Lie #3: I have to get it right (along with its cousins, This should be a perfect holiday or I can’t disappoint the kids). This triad is the source of much misery, during the holiday and other times in our lives as well.

Heading Off Holiday Meltdown

I wrote this list 23 years ago and still revisit it every holiday season so I don’t buy into the mischievous triad above. 

• Revisit past holidays now in your journal. Make a list of the memories that you cherish.

• Notice the ones that bring peaceful images into your mind. Keep them. Make sure at least one of them includes some quiet time for self-care and reflection.

• Cut your list of “Must-Do’s” in half by finding the thought beneath each one. What thought would drive you to bring stress into this season of peace? Ask yourself some questions. It it true? Absolutely? How do you live when you believe it? Who would you be without it? This is the “you” that will bring peace to the world and your loved ones this holiday season.

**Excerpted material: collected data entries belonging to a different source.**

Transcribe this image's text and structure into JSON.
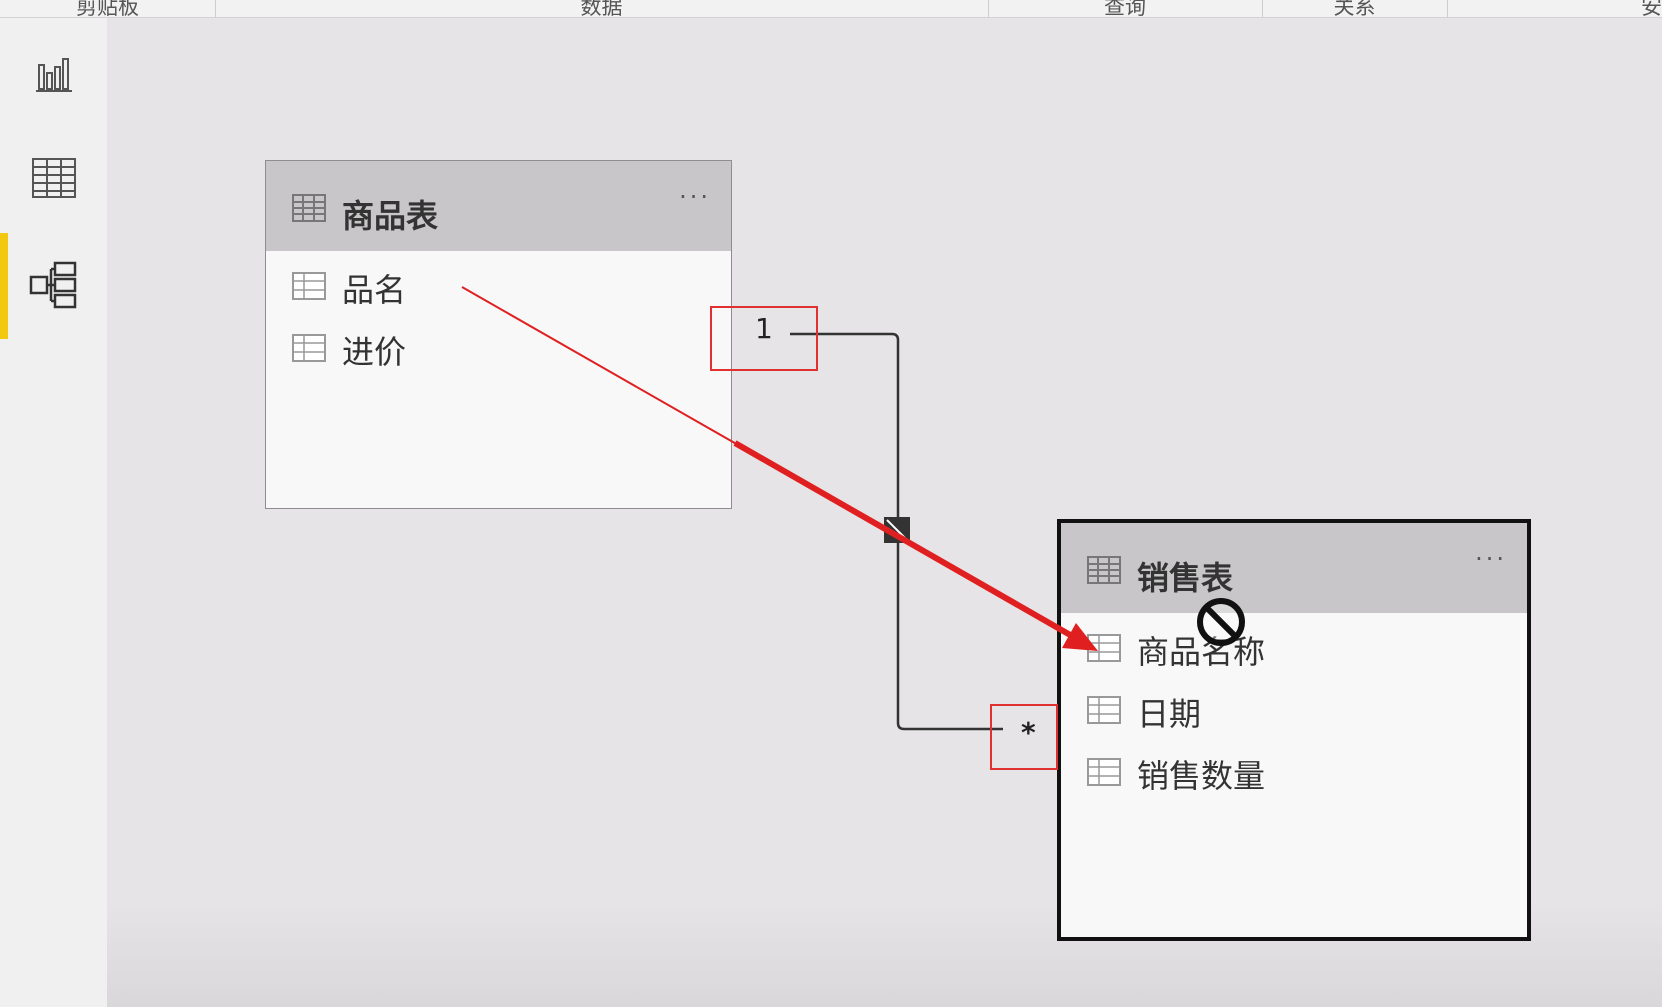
{
  "ribbon": {
    "groups": [
      "剪贴板",
      "数据",
      "查询",
      "关系",
      "安"
    ]
  },
  "nav": {
    "items": [
      {
        "name": "report-view",
        "icon": "bar-chart-icon"
      },
      {
        "name": "data-view",
        "icon": "table-grid-icon"
      },
      {
        "name": "model-view",
        "icon": "relationship-icon",
        "active": true
      }
    ],
    "active_color": "#f2c811"
  },
  "tables": [
    {
      "title": "商品表",
      "more": "···",
      "fields": [
        "品名",
        "进价"
      ]
    },
    {
      "title": "销售表",
      "more": "···",
      "fields": [
        "商品名称",
        "日期",
        "销售数量"
      ]
    }
  ],
  "relationship": {
    "one_side": "1",
    "many_side": "*"
  },
  "annotation": {
    "arrow_color": "#e02020",
    "highlight_color": "#e03030"
  }
}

The holiday changes each year, but I still cut the list of what I want to do or buy in half and increase my time for quiet personal reflection during the season. I’m able to search out the untrue thoughts on the fly in much of my life, but there’s nothing like curling up with my journal and a cup of tea to discover the saboteurs still lurking beneath the surface.

How do you prepare for a peaceful holiday? Any and all suggestions are welcomed here.